Et Marcel, qui s’était levé, alla prendre dans le tiroir d’une commode un petit carton dans lequel se trouvaient les souvenirs de Musette, un bouquet fané, une ceinture, un bout de ruban et quelques lettres.

— Allons, dit-il au poëte, imite-moi, ami Rodolphe.

— Eh bien, soit ! s’écria celui-ci en faisant un effort, tu as raison. Moi aussi, je veux en finir avec cette fille aux mains pâles.

Et s’étant levé brusquement, il alla chercher un petit paquet contenant des souvenirs de Mimi, à peu près de la même nature que ceux dont Marcel faisait silencieusement l’inventaire.

— Ça tombe bien, murmura le peintre. Ces biblots vont nous servir à rallumer le feu qui s’éteint.

— En effet, ajouta Rodolphe, il fait ici une température capable de faire éclore des ours blancs.

— Allons, dit Marcel, brûlons en duo. Tiens, voilà la prose de Musette qui flambe comme un feu de punch ; elle aimait joliment ça, le punch. Allons, ami Rodolphe, attention !

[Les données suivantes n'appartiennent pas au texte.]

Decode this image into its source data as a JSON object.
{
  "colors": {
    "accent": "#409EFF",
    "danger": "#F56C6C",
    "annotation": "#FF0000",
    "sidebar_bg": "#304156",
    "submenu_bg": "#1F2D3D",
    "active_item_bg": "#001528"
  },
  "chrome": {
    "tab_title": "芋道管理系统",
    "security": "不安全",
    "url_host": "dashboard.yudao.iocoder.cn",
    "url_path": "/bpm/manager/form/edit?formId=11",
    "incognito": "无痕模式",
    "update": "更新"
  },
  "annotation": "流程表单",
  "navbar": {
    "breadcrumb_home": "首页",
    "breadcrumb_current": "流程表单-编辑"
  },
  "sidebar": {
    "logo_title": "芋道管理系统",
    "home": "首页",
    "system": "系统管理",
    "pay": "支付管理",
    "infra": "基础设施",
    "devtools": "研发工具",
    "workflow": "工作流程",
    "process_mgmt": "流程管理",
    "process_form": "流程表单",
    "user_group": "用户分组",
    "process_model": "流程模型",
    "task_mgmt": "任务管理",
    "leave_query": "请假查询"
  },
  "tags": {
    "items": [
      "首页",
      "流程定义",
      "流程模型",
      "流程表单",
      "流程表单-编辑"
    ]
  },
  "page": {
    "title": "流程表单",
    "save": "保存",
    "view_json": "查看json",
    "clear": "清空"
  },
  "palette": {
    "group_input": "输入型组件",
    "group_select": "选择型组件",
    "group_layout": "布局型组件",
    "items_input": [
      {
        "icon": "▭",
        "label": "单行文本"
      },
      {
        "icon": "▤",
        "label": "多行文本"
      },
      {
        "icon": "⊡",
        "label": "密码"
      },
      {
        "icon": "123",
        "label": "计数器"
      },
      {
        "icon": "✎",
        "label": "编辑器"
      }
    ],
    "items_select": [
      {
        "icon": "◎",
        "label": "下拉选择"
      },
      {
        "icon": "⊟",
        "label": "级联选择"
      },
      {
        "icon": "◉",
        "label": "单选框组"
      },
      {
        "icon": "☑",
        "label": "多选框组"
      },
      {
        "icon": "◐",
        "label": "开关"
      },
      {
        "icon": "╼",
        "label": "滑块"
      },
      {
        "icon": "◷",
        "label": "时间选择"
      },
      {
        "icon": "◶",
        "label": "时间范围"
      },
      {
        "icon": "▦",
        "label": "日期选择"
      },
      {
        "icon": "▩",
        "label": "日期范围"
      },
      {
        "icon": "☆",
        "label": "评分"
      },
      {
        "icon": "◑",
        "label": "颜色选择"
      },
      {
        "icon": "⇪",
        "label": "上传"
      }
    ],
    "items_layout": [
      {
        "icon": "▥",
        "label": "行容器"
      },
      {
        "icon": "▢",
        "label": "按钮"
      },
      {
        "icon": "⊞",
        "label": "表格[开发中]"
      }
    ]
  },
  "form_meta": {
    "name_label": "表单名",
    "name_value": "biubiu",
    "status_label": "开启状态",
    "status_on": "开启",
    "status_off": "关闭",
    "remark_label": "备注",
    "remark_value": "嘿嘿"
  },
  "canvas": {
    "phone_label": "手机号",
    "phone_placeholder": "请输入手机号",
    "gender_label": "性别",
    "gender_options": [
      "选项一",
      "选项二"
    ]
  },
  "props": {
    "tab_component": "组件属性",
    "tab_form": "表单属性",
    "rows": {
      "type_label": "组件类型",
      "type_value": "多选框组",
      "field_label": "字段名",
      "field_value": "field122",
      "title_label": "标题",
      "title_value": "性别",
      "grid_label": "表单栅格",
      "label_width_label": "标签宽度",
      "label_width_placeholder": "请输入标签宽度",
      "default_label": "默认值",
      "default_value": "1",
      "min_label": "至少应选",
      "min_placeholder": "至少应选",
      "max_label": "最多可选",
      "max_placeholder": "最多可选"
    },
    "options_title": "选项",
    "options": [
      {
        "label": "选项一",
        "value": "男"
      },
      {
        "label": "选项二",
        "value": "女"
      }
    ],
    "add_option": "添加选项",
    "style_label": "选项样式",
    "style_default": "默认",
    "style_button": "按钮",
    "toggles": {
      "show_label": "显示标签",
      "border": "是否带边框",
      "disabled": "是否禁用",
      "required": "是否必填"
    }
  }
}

Et, pendant quelques minutes, ils jetèrent alternativement dans le foyer, qui flambait clair et bruyant, le reliquaire de leur tendresse passée.

— Pauvre Musette, disait tout bas Marcel en regardant la dernière chose qui lui restait dans les mains.

C’était un petit bouquet fané, composé de fleurs des champs.

— Pauvre Musette, elle était bien jolie pourtant, et elle m’aimait bien, n’est-ce pas, petit bouquet, son cœur te l’a dit le jour où tes fleurs étaient à sa ceinture ? Pauvre petit bouquet, tu as l’air de me demander grâce ; eh bien, oui, mais à une condition, c’est que tu ne me parleras plus d’elle, jamais ! jamais !

Et, profitant d’un moment où il croyait n’être pas aperçu par Rodolphe, il glissa le bouquet dans sa poitrine.

— Tant pis, c’est plus fort que moi. Je triche, pensa le peintre.

Et comme il jetait un regard furtif sur Rodolphe, il vit le poëte qui, arrivé à la fin de son auto-da-fé, mettait sournoisement dans sa poche, après l’avoir baisé avec tendresse, un petit bonnet de nuit qui avait appartenu à Mimi.

— Allons, murmura Marcel, il est aussi lâche que moi.

Au moment même où Rodolphe allait rentrer dans sa chambre pour se coucher, on frappa deux petits coups à la porte de Marcel.

— Qui diable peut venir à cette heure ? dit le peintre en allant ouvrir.

Un cri d’étonnement lui échappa quand il eut ouvert sa porte.

C’était Mimi.

Comme la chambre était très-obscure, Rodolphe ne reconnut pas d’abord sa maîtresse ; et, distinguant seulement une femme, il pensa que c’était une des conquêtes de passage de son ami, et par discrétion il se disposa à se retirer.

— Je vous dérange, dit Mimi, qui était restée sur le seuil de la porte.

— À cette voix, Rodolphe tomba sur sa chaise comme foudroyé.

— Bonsoir, lui dit Mimi en s’approchant de lui et en lui serrant la main, qu’il se laissa prendre machinalement.

— Qui diable vous amène ici, demanda Marcel, et à cette heure ?

— J’ai bien froid, reprit Mimi en frissonnant ; j’ai vu de la lumière chez vous en passant dans la rue, et, quoiqu’il soit bien tard, je suis montée.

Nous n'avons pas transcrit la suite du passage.